Nilai kekasaran permukaan (Ra) dari basis gigitiruan dipengaruhi oleh jenis bahan yang digunakan, metode polimerisasi bahan resin, teknik pemolesan, daya atau waktu pembersihan dengan energi microwave, dan jumlah pengulangan prosedur pembersihan gigitiruan.6 Permukaan yang halus (Ra < 0,2 µm) dapat mengurangi perlekatan bakteri dan menghasilkan permukaan basis yang mengkilat.19
Penelitian metode pembersihan gigitiruan dengan menggunakan energi microwave masih sedikit, maka perlu dilakukan penelitian lebih lanjut untuk mengetahui pengaruh lama pembersihan dengan energi microwave terhadap kekasaran permukaan bahan basis gigitiruan resin akrilik polimerisasi panas.
1.3 Rumusan Masalah
1. Berapa nilai kekasaran permukaan bahan basis gigitiruan resin akrilik polimerisasi panas sebelum dan setelah menggunakan metode pembersihan dengan energi microwave dalam 2, 4, 6, 8 menit, dan kontrol.
2. Apakah ada perbedaan kekasaran permukaan bahan basis gigitiruan resin akrilik polimerisasi panas setelah menggunakan metode pembersihan dengan energi microwave dalam 2, 4, 6, 8 menit, dan kontrol.
3. Apakah ada pengaruh lama pembersihan dengan energi microwave dalam 2, 4, 6, 8 menit, dan kontrol terhadap kekasaran permukaan bahan basis gigitiruan resin akrilik polimerisasi panas.
1.4 Hipotesis Penelitian
Berdasarkan rumusan masalah di atas, maka dapat disusun hipotesis penelitian sebagai berikut :
1. Ada perbedaan kekasaran permukaan bahan basis gigitiruan resin akrilik polimerisasi panas setelah menggunakan metode pembersihan dengan energi microwave dalam 2, 4, 6, 8 menit, dan kontrol.

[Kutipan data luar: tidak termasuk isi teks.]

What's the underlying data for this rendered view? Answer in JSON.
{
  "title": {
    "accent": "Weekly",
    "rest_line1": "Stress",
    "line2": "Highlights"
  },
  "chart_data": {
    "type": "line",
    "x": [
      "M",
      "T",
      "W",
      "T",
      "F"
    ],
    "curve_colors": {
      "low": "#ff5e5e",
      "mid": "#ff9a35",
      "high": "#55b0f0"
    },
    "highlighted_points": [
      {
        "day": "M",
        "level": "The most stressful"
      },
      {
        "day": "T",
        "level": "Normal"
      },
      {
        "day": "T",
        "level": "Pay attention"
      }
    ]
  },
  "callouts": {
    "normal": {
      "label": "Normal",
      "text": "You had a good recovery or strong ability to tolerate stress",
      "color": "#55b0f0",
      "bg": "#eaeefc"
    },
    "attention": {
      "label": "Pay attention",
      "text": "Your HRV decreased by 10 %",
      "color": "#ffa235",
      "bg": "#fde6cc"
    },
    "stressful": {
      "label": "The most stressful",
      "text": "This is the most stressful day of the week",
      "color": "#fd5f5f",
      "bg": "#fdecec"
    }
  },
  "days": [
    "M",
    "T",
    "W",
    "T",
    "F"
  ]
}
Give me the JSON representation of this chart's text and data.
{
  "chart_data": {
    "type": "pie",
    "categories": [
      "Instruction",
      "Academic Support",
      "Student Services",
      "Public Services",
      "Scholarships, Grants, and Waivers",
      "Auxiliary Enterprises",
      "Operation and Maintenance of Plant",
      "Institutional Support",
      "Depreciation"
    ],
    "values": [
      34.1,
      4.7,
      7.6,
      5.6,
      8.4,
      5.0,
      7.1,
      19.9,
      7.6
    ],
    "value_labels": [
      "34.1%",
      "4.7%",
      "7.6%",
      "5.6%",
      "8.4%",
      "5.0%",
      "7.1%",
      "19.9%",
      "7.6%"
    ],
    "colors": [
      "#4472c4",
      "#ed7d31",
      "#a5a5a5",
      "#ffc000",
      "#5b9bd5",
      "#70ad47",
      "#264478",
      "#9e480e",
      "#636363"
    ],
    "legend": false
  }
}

2. Ada pengaruh lama pembersihan dengan energi microwave dalam 2, 4, 6, 8 menit, dan kontrol terhadap kekasaran permukaan bahan basis gigitiruan resin akrilik polimerisasi panas.
1. Untuk mengetahui nilai kekasaran permukaan bahan basis gigitiruan resin akrilik polimerisasi panas sebelum dan setelah dilakukan pembersihan dengan energi microwave dalam 2, 4, 6, 8 menit, dan kontrol.
2. Untuk mengetahui perbedaan kekasaran permukaan bahan basis gigitiruan resin akrilik polimerisasi panas setelah dilakukan pembersihan dengan energi microwave dalam 2, 4, 6, 8 menit, dan kontrol.
3. Untuk mengetahui pengaruh lama pembersihan dengan energi microwave terhadap kekasaran permukaan bahan basis gigitiruan resin akrilik polimerisasi panas dalam 2, 4, 6, 8 menit, dan kontrol.
1.6 Manfaat Penelitian
1. Hasil penelitian diharapkan dapat bermanfaat bagi dokter gigi sebagai suatu pedoman dalam memberikan instruksi dan informasi kepada pasien mengenai efek lama pembersihan dengan menggunakan energi microwave terhadap kekasaran permukaan bahan basis gigitiruan resin akrilik polimerisasi panas.
2. Sebagai bahan masukan bagi perkembangan ilmu pengetahuan khususnya di bidang Prostodonsia.